Friday, October 23, 2009

News From the Cryosphere

You've probably heard the rather depressing poll numbers about US citizens and climate catastrophe awareness (NPR's AP website feed picked it up). Essentially folks in the US have grown even more ignorant about climate science over the past two years. Perhaps some of them have been listening a bit too much to NPR:
I was struck by the Democracy Now! report this morning on the 350.org world-wide protests - and by the non-coverage of the event on NPR. (Even US soldiers in Afghanistan got into the act!). Perhaps I'm jumping to judgment; maybe NPR is waiting until the actual day of the event (Saturday) to cover it - like they did for the Equality March - not! or like they did for the Tea-Party rally (where they only gave it a whole week of glowing lead-up coverage) before the big celebration.

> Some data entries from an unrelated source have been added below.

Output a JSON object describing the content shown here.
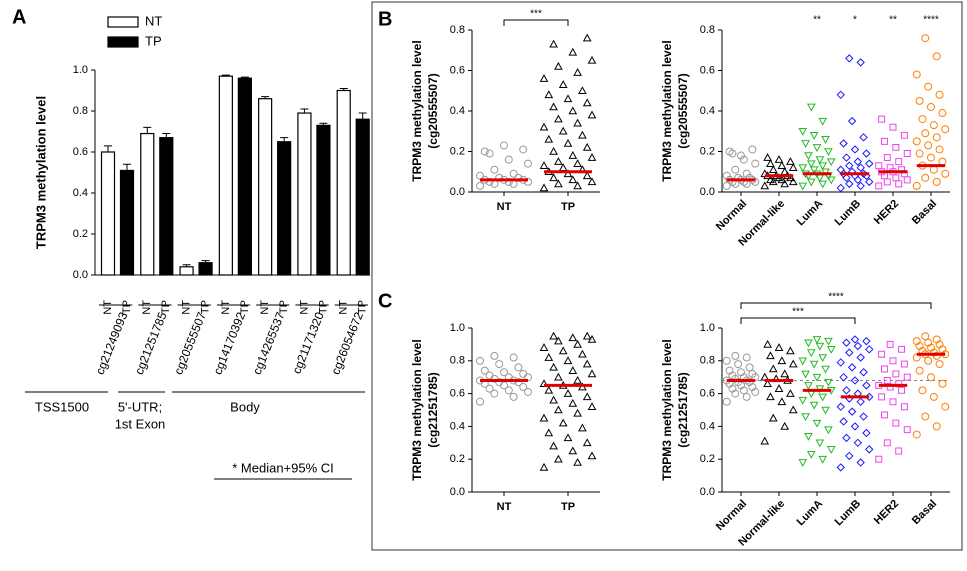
{
  "chart_data": [
    {
      "type": "bar",
      "panel": "A",
      "ylabel": "TRPM3 methylation level",
      "ylim": [
        0,
        1
      ],
      "yticks": [
        {
          "value": 0,
          "label": "0.0"
        },
        {
          "value": 0.2,
          "label": "0.2"
        },
        {
          "value": 0.4,
          "label": "0.4"
        },
        {
          "value": 0.6,
          "label": "0.6"
        },
        {
          "value": 0.8,
          "label": "0.8"
        },
        {
          "value": 1,
          "label": "1.0"
        }
      ],
      "categories": [
        "cg21249093",
        "cg21251785",
        "cg20555507",
        "cg14170392",
        "cg14265537",
        "cg21171320",
        "cg26054672"
      ],
      "category_colors": [
        "#000000",
        "#4a4ae8",
        "#e01818",
        "#000000",
        "#000000",
        "#000000",
        "#000000"
      ],
      "series": [
        {
          "name": "NT",
          "color": "#ffffff",
          "values": [
            0.6,
            0.69,
            0.04,
            0.97,
            0.86,
            0.79,
            0.9
          ],
          "errors": [
            0.03,
            0.03,
            0.01,
            0.005,
            0.01,
            0.02,
            0.01
          ]
        },
        {
          "name": "TP",
          "color": "#000000",
          "values": [
            0.51,
            0.67,
            0.06,
            0.96,
            0.65,
            0.73,
            0.76
          ],
          "errors": [
            0.03,
            0.02,
            0.01,
            0.005,
            0.02,
            0.01,
            0.03
          ]
        }
      ],
      "regions": [
        {
          "lines": [
            "TSS1500"
          ],
          "color": "#1a1acc"
        },
        {
          "lines": [
            "5'-UTR;",
            "1st Exon"
          ],
          "color": "#e01818"
        },
        {
          "lines": [
            "Body"
          ],
          "color": "#000000"
        }
      ],
      "note": "* Median+95% CI"
    },
    {
      "type": "strip",
      "panel": "B",
      "ylabel": [
        "TRPM3 methylation level",
        "(cg20555507)"
      ],
      "ylim": [
        0,
        0.8
      ],
      "yticks": [
        {
          "value": 0,
          "label": "0.0"
        },
        {
          "value": 0.2,
          "label": "0.2"
        },
        {
          "value": 0.4,
          "label": "0.4"
        },
        {
          "value": 0.6,
          "label": "0.6"
        },
        {
          "value": 0.8,
          "label": "0.8"
        }
      ],
      "categories": [
        "NT",
        "TP"
      ],
      "groups": [
        {
          "color": "#999999",
          "marker": "circle",
          "median": 0.06,
          "values": [
            0.03,
            0.04,
            0.04,
            0.05,
            0.05,
            0.05,
            0.06,
            0.06,
            0.06,
            0.07,
            0.07,
            0.08,
            0.09,
            0.11,
            0.14,
            0.16,
            0.19,
            0.21,
            0.23,
            0.2
          ]
        },
        {
          "color": "#000000",
          "marker": "triangle",
          "median": 0.1,
          "values": [
            0.02,
            0.03,
            0.04,
            0.05,
            0.06,
            0.07,
            0.08,
            0.09,
            0.1,
            0.11,
            0.12,
            0.13,
            0.14,
            0.15,
            0.17,
            0.18,
            0.2,
            0.22,
            0.24,
            0.26,
            0.28,
            0.3,
            0.32,
            0.34,
            0.36,
            0.38,
            0.4,
            0.42,
            0.44,
            0.46,
            0.48,
            0.5,
            0.53,
            0.56,
            0.59,
            0.62,
            0.65,
            0.69,
            0.73,
            0.76
          ]
        }
      ],
      "comparisons": [
        {
          "groups": [
            "NT",
            "TP"
          ],
          "label": "***"
        }
      ]
    },
    {
      "type": "strip",
      "ylabel": [
        "TRPM3 methylation level",
        "(cg20555507)"
      ],
      "ylim": [
        0,
        0.8
      ],
      "yticks": [
        {
          "value": 0,
          "label": "0.0"
        },
        {
          "value": 0.2,
          "label": "0.2"
        },
        {
          "value": 0.4,
          "label": "0.4"
        },
        {
          "value": 0.6,
          "label": "0.6"
        },
        {
          "value": 0.8,
          "label": "0.8"
        }
      ],
      "categories": [
        "Normal",
        "Normal-like",
        "LumA",
        "LumB",
        "HER2",
        "Basal"
      ],
      "stars": [
        null,
        null,
        "**",
        "*",
        "**",
        "****"
      ],
      "groups": [
        {
          "color": "#999999",
          "marker": "circle",
          "median": 0.06,
          "values": [
            0.03,
            0.04,
            0.04,
            0.05,
            0.05,
            0.05,
            0.06,
            0.06,
            0.06,
            0.07,
            0.07,
            0.08,
            0.09,
            0.11,
            0.14,
            0.16,
            0.19,
            0.21,
            0.18,
            0.2
          ]
        },
        {
          "color": "#000000",
          "marker": "triangle",
          "median": 0.08,
          "values": [
            0.03,
            0.04,
            0.05,
            0.05,
            0.06,
            0.06,
            0.07,
            0.07,
            0.08,
            0.08,
            0.08,
            0.09,
            0.1,
            0.11,
            0.12,
            0.13,
            0.14,
            0.15,
            0.16,
            0.17
          ]
        },
        {
          "color": "#22bb22",
          "marker": "invtriangle",
          "median": 0.09,
          "values": [
            0.03,
            0.04,
            0.05,
            0.06,
            0.07,
            0.08,
            0.08,
            0.09,
            0.09,
            0.1,
            0.11,
            0.12,
            0.13,
            0.14,
            0.15,
            0.16,
            0.18,
            0.2,
            0.22,
            0.24,
            0.26,
            0.28,
            0.3,
            0.35,
            0.42
          ]
        },
        {
          "color": "#1a1aff",
          "marker": "diamond",
          "median": 0.09,
          "values": [
            0.02,
            0.03,
            0.04,
            0.05,
            0.06,
            0.07,
            0.08,
            0.08,
            0.09,
            0.09,
            0.1,
            0.11,
            0.12,
            0.13,
            0.14,
            0.15,
            0.17,
            0.19,
            0.21,
            0.24,
            0.27,
            0.35,
            0.48,
            0.64,
            0.66
          ]
        },
        {
          "color": "#ee44ee",
          "marker": "square",
          "median": 0.1,
          "values": [
            0.03,
            0.04,
            0.05,
            0.06,
            0.07,
            0.08,
            0.09,
            0.1,
            0.1,
            0.11,
            0.12,
            0.13,
            0.15,
            0.17,
            0.19,
            0.22,
            0.25,
            0.28,
            0.32,
            0.36
          ]
        },
        {
          "color": "#ff7f00",
          "marker": "circle",
          "median": 0.13,
          "values": [
            0.03,
            0.05,
            0.07,
            0.09,
            0.11,
            0.13,
            0.15,
            0.17,
            0.19,
            0.21,
            0.23,
            0.25,
            0.27,
            0.29,
            0.31,
            0.33,
            0.36,
            0.39,
            0.42,
            0.45,
            0.48,
            0.52,
            0.58,
            0.67,
            0.76
          ]
        }
      ]
    },
    {
      "type": "strip",
      "panel": "C",
      "ylabel": [
        "TRPM3 methylation level",
        "(cg21251785)"
      ],
      "ylim": [
        0,
        1
      ],
      "yticks": [
        {
          "value": 0,
          "label": "0.0"
        },
        {
          "value": 0.2,
          "label": "0.2"
        },
        {
          "value": 0.4,
          "label": "0.4"
        },
        {
          "value": 0.6,
          "label": "0.6"
        },
        {
          "value": 0.8,
          "label": "0.8"
        },
        {
          "value": 1,
          "label": "1.0"
        }
      ],
      "categories": [
        "NT",
        "TP"
      ],
      "groups": [
        {
          "color": "#999999",
          "marker": "circle",
          "median": 0.68,
          "values": [
            0.55,
            0.58,
            0.6,
            0.61,
            0.62,
            0.63,
            0.64,
            0.65,
            0.66,
            0.67,
            0.67,
            0.68,
            0.68,
            0.69,
            0.7,
            0.7,
            0.71,
            0.72,
            0.73,
            0.74,
            0.76,
            0.78,
            0.8,
            0.82,
            0.83
          ]
        },
        {
          "color": "#000000",
          "marker": "triangle",
          "median": 0.65,
          "values": [
            0.15,
            0.18,
            0.2,
            0.22,
            0.25,
            0.28,
            0.3,
            0.33,
            0.36,
            0.39,
            0.42,
            0.45,
            0.48,
            0.5,
            0.52,
            0.54,
            0.56,
            0.58,
            0.6,
            0.62,
            0.64,
            0.65,
            0.66,
            0.68,
            0.7,
            0.72,
            0.74,
            0.76,
            0.78,
            0.8,
            0.82,
            0.84,
            0.86,
            0.88,
            0.9,
            0.92,
            0.93,
            0.94,
            0.95,
            0.95
          ]
        }
      ]
    },
    {
      "type": "strip",
      "ylabel": [
        "TRPM3 methylation level",
        "(cg21251785)"
      ],
      "ylim": [
        0,
        1
      ],
      "yticks": [
        {
          "value": 0,
          "label": "0.0"
        },
        {
          "value": 0.2,
          "label": "0.2"
        },
        {
          "value": 0.4,
          "label": "0.4"
        },
        {
          "value": 0.6,
          "label": "0.6"
        },
        {
          "value": 0.8,
          "label": "0.8"
        },
        {
          "value": 1,
          "label": "1.0"
        }
      ],
      "categories": [
        "Normal",
        "Normal-like",
        "LumA",
        "LumB",
        "HER2",
        "Basal"
      ],
      "reference_line": 0.68,
      "comparisons": [
        {
          "groups": [
            "Normal",
            "LumB"
          ],
          "label": "***"
        },
        {
          "groups": [
            "Normal",
            "Basal"
          ],
          "label": "****"
        }
      ],
      "groups": [
        {
          "color": "#999999",
          "marker": "circle",
          "median": 0.68,
          "values": [
            0.55,
            0.58,
            0.6,
            0.61,
            0.62,
            0.63,
            0.64,
            0.65,
            0.66,
            0.67,
            0.67,
            0.68,
            0.68,
            0.69,
            0.7,
            0.7,
            0.71,
            0.72,
            0.73,
            0.74,
            0.76,
            0.78,
            0.8,
            0.82,
            0.83
          ]
        },
        {
          "color": "#000000",
          "marker": "triangle",
          "median": 0.68,
          "values": [
            0.31,
            0.4,
            0.45,
            0.5,
            0.55,
            0.58,
            0.6,
            0.63,
            0.66,
            0.68,
            0.69,
            0.7,
            0.72,
            0.75,
            0.78,
            0.8,
            0.83,
            0.86,
            0.88,
            0.9
          ]
        },
        {
          "color": "#22bb22",
          "marker": "invtriangle",
          "median": 0.62,
          "values": [
            0.18,
            0.2,
            0.23,
            0.26,
            0.3,
            0.34,
            0.38,
            0.42,
            0.46,
            0.5,
            0.53,
            0.56,
            0.58,
            0.6,
            0.62,
            0.63,
            0.65,
            0.67,
            0.7,
            0.72,
            0.75,
            0.78,
            0.8,
            0.82,
            0.85,
            0.87,
            0.89,
            0.91,
            0.92,
            0.93
          ]
        },
        {
          "color": "#1a1aff",
          "marker": "diamond",
          "median": 0.58,
          "values": [
            0.15,
            0.18,
            0.22,
            0.26,
            0.3,
            0.33,
            0.36,
            0.4,
            0.43,
            0.46,
            0.49,
            0.52,
            0.55,
            0.57,
            0.58,
            0.6,
            0.62,
            0.65,
            0.68,
            0.7,
            0.73,
            0.76,
            0.79,
            0.82,
            0.85,
            0.87,
            0.89,
            0.91,
            0.92,
            0.93
          ]
        },
        {
          "color": "#ee44ee",
          "marker": "square",
          "median": 0.65,
          "values": [
            0.2,
            0.25,
            0.3,
            0.38,
            0.42,
            0.47,
            0.52,
            0.55,
            0.58,
            0.62,
            0.64,
            0.65,
            0.66,
            0.68,
            0.7,
            0.72,
            0.75,
            0.78,
            0.8,
            0.84,
            0.87,
            0.9
          ]
        },
        {
          "color": "#ff7f00",
          "marker": "circle",
          "median": 0.84,
          "values": [
            0.35,
            0.4,
            0.46,
            0.52,
            0.58,
            0.62,
            0.66,
            0.7,
            0.74,
            0.78,
            0.8,
            0.82,
            0.83,
            0.84,
            0.84,
            0.85,
            0.86,
            0.87,
            0.88,
            0.89,
            0.9,
            0.91,
            0.92,
            0.93,
            0.95
          ]
        }
      ]
    }
  ]
}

[for information on the cryosphere - check out this resource]

Saturday, April 18, 2009

No! Not the Bar-b-q!

Michele Norris couldn't even get through the intro to the article without diving into the industry talking points:
"A major shift in environmental policy today from the federal government. The EPA declared that greenhouse gases linked to climate change endanger public health and welfare. Scientists and environmentalists have been waiting years to hear that acknowledgment. And the declaration is a big first step toward regulating carbon dioxide. It's also a new restriction on almost every part of the economy."
Well, that seems a little alarmist, considering that it was actually not the point of the federal report released Friday, which didn't really mention regulations. However, it is certainly true that greenhouse gas pollution comes from sources throughout the economy, so let's see where NPR's going with this. The story is narrated by Jeff Brady who reports that:
"The EPA under the Bush administration had been reluctant to make that statement [that greenhouse gases are air pollution] for fear of the economic consequences of the agency regulating everything from new cars to power plants."
I'm pretty sure this is the absolute, most generous way you could ever possibly find to describe the Bush administration's refusal to admit to scientific realities or comply with environmental laws. Brady includes a quote from the environmental organizations who had to sue to force the government to release the suppressed federal report, but the story then quickly turns to the corporate talking points:
"Bill Kovacs with the U.S. Chamber of Commerce shares that concern. He worries the EPA could become a huge regulator involved in every part of American life. 'They would also be regulating office buildings, warehouses, churches...parts of the farm industry. Twenty-five cows produce enough methane to be a regulated entity.'"
No! Not 25 cows! In the interest of full disclosure, readers of this blog should know that I often work on regulations related to climate change. And I have never, ever, heard anybody in government, environmental organizations, or industry, ever suggest regulating churches! What does that even mean?

Of course, the U.S. Chamber of Commerce is a lobbying and PR group for corporations, and these are obviously the talking points they decided might work best to scare Americans about today's report from the government. It is an obvious ploy, and lame. So does the article include a quote from scientist or the authors of the report in response to these scare tactics? Of course not. Instead, NPR uses the exact same talking points from an industry PR flack for the next day in their hourly "news" summary:
"This can clearly impact office buildings, hospitals, schools, your backyard bar-b-q, your weedwacker, everything that impacts our daily lives."
NO!!! First it was 25 cows and now the backyard bar-b-q! I'd better get out there and grill (beef) and weedwack before it's too late. Damn those government reports!